Yuri Lee of Lookbook didn’t immediately reply to a request for a comment. [UPDATE: Yuri Lee did respond via email May 5, 2010 “Since LB began we have always adhered to the fact that all content uploaded to the site is completely owned by the author,” in reference to the ‘You own all of the content and information you post on LOOKBOOK.nu.’ verbiage in the clause. She continues, “We do everything in our power to make sure that whenever we ourselves or anyone we work with uses LB content for promotional purposes, such as re-posting looks on our Tumblr or Facebook page, it always links back to the original author’s look page.”]
Facebook, MySpace, Weardrobe, I Like My Style, and Modepass all have similar clauses in their terms of services. So if you ever wondered why a bloggers image on a fashion site had a credit to MySpace instead of the blogger, perhaps the blogger has simply been cut out of the equation. Twitter also has a the similar wording in their Terms, however, they clarifiy to their users that this wording is simply an authorization to make the tweets available to the world ‘But what’s yours is yours – you own your content.’

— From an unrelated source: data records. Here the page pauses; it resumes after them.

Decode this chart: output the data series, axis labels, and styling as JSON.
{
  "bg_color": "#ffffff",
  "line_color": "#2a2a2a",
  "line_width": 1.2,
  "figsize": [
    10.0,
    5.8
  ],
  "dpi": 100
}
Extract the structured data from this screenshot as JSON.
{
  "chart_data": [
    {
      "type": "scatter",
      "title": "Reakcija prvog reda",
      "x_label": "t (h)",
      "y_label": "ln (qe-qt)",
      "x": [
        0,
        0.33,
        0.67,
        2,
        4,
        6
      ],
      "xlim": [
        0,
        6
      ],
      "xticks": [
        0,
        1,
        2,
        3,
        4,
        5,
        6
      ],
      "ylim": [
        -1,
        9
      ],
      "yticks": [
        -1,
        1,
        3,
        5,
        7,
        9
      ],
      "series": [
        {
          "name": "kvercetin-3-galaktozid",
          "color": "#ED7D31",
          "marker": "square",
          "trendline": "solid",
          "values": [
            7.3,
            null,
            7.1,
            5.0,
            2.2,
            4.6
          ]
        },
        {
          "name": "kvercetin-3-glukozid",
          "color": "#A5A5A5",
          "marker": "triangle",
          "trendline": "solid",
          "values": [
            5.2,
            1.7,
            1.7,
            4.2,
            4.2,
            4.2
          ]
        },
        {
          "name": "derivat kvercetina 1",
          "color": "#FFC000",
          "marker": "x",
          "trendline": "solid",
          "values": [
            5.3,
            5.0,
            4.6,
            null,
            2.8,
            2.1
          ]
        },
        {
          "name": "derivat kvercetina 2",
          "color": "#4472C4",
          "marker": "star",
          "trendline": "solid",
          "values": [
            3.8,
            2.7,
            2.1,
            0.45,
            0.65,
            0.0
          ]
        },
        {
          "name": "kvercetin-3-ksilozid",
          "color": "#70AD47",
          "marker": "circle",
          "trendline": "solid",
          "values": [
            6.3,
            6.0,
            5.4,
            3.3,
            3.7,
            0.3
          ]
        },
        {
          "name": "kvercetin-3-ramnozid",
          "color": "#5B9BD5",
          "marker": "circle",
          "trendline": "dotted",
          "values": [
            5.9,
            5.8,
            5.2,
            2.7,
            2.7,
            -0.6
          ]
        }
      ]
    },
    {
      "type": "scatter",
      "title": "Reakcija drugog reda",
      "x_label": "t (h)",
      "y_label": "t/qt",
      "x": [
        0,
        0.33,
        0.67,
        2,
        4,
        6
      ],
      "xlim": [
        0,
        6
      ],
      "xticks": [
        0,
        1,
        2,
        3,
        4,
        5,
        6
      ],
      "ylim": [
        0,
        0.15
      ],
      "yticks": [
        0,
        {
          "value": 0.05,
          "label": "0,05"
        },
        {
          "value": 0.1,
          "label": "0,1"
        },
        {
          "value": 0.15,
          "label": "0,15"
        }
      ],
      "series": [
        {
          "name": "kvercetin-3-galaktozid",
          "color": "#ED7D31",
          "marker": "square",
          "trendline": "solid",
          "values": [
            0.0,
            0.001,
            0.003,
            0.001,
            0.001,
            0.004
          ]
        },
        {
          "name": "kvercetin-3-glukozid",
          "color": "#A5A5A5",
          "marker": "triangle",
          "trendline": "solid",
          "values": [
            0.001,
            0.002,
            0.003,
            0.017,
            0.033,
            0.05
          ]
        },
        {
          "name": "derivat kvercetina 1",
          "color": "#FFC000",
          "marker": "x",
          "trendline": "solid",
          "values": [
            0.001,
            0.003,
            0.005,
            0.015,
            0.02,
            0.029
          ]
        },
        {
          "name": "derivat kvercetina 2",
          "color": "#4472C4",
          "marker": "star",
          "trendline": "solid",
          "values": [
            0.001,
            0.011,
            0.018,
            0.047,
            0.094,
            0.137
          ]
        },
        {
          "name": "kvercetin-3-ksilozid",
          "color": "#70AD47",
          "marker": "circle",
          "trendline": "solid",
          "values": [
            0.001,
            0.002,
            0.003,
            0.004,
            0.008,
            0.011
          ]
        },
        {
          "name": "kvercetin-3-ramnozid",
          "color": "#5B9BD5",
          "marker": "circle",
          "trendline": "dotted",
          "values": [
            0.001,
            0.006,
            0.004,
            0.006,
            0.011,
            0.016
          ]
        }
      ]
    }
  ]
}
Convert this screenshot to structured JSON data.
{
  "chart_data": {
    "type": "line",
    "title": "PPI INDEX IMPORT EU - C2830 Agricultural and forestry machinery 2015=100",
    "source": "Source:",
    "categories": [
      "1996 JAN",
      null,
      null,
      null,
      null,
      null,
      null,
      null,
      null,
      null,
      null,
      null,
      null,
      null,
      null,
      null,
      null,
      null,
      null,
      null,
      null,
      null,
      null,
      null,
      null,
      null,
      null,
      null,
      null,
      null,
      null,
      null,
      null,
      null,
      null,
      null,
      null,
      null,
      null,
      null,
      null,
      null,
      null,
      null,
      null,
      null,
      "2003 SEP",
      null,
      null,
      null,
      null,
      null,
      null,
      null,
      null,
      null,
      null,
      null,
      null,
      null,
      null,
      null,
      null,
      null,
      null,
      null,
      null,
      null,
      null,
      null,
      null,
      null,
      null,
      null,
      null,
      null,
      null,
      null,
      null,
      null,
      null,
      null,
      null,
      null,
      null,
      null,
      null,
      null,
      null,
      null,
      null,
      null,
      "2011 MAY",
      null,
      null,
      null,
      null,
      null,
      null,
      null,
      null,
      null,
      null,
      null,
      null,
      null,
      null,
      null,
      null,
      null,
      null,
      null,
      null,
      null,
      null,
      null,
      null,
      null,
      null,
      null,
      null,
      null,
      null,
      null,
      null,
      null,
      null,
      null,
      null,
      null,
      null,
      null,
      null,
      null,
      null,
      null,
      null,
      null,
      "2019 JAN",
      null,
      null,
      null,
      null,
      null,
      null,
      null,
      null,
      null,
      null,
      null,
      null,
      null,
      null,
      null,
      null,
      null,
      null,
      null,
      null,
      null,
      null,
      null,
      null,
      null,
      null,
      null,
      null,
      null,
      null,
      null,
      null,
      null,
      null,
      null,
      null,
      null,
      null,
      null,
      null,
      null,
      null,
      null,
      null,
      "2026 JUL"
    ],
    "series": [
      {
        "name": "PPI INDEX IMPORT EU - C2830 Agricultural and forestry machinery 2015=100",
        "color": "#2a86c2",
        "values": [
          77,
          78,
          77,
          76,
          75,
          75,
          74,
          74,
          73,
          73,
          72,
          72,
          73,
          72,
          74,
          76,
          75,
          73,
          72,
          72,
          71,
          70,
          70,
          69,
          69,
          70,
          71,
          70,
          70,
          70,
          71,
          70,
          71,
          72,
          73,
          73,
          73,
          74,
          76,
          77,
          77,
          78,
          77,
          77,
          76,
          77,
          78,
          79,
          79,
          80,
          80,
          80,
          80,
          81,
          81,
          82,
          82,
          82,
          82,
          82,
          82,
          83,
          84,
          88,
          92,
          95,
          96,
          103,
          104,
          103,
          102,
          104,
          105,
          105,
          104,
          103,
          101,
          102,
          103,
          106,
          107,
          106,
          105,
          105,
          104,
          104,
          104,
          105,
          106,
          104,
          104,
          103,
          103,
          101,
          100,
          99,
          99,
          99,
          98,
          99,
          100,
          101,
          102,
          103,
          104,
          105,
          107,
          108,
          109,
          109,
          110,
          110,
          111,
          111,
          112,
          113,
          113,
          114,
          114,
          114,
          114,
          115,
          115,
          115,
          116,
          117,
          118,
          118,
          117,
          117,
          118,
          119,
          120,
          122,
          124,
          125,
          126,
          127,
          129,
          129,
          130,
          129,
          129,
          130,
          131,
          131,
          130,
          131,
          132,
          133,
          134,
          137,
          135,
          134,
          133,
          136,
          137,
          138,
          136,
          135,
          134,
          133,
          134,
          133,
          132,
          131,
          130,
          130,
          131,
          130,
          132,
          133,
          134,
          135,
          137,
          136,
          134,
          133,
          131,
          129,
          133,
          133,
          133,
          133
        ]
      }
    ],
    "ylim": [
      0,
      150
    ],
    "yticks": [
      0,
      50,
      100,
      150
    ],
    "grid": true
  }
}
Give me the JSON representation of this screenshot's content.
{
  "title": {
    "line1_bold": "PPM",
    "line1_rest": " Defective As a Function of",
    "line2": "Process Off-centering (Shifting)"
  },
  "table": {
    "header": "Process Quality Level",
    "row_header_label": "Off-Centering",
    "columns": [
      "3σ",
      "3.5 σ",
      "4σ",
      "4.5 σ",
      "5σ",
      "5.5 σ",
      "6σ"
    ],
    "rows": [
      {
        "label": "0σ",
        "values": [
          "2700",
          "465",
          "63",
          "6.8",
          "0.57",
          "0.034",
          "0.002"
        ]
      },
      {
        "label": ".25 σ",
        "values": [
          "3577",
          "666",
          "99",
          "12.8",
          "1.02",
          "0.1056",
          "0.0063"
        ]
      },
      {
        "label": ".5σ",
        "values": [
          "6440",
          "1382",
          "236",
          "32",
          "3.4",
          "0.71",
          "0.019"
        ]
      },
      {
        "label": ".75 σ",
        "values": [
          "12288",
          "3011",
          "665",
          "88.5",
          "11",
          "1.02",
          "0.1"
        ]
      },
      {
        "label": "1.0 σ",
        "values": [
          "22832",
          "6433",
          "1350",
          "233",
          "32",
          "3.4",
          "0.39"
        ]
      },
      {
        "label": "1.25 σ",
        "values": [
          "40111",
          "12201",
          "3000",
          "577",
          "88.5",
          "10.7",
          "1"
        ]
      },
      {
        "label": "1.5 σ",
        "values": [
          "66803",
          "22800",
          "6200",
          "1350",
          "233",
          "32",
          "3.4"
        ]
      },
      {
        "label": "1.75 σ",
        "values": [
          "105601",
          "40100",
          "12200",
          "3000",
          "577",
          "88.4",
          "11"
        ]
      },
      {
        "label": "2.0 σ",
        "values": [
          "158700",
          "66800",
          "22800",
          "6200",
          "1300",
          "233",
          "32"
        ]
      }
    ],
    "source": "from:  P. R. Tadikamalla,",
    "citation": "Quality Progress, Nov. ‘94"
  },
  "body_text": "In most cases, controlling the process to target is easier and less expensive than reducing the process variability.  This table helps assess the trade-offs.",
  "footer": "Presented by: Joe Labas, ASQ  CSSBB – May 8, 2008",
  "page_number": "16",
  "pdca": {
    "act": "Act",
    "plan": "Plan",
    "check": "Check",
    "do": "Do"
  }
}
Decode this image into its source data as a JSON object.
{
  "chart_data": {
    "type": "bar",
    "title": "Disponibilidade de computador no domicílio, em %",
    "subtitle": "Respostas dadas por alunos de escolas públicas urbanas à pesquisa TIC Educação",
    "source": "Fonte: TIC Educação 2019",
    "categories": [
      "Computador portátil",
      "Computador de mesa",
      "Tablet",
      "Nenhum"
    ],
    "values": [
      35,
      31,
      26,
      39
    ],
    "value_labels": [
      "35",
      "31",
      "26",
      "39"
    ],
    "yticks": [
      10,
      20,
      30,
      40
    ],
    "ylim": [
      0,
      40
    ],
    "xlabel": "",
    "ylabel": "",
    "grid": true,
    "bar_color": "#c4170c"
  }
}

Many bloggers begin their journey from a passion, an obsession to share, to create, to meet new and interesting people. They build their blogs from the ground up, spending hours honing their talents to create something good. For them, it’s often a labor of love. Meanwhile, it’s their “user-generated content” that social networks rely on to create an audience and make money. What if there was no one on Facebook? Would you go there? Probably not. It’s no secret that one of the ways bloggers meet new potential readers, get inspiration, and build their own brands is by spending time on social networks. Larger websites like, TeenVogue, Seventeen, Glamour, WhoWhatWear Daily, scout social networks for potential features. Bloggers rely as much on social networks as do networks rely on bloggers to direct more traffic to their sites.
What can bloggers do?
Does this sound rather Orwellian to you? Well, it should. But it doesn’t have to be that way. We’re merely lulled into the feeling of powerlessness by fear of losing the opportunity to someone who won’t complain. Bloggers have more power than that. Blogger Alyson Woods of Alyson is Neat Twittered: “As a former SEO [Search Engine Optimization] worker, I know what a blogger’s opinion is worth trafically and monetarily, most companies under value them totally.” Elizabeth pondered in reaction to the Chictopia and Payless campaign, “With all the hullaballoo about bloggers being unethical in their relationships with brands, one has to stop and wonder if the opposite isn’t true as well, perhaps more-so.“
As a fashion blogger you want to grow your blog and you don’t want to turn away opportunities, but should companies be able to profit so blatantly at your expense? Without your active consent? In an environment where bloggers struggle to get $25 a month for a banner ad, perhaps it is time for change. It doesn’t start with keeping quiet. Erin elaborates why she came forward: “Basically, I’m interested in advocating a fair relationship between businesses, bloggers, and networking sites. These businesses need to understand that it is not a fair practice to cut out the blogger…. Bloggers spend a considerable amount of time styling up their outfits, doing photo shoots, editing the images, and creating unique content to share on the internet. While we provide this content for free on our blogs, it is our right to be able to receive compensation if someone else wants to use it for profit. It’s our time, dedication, and creativity.”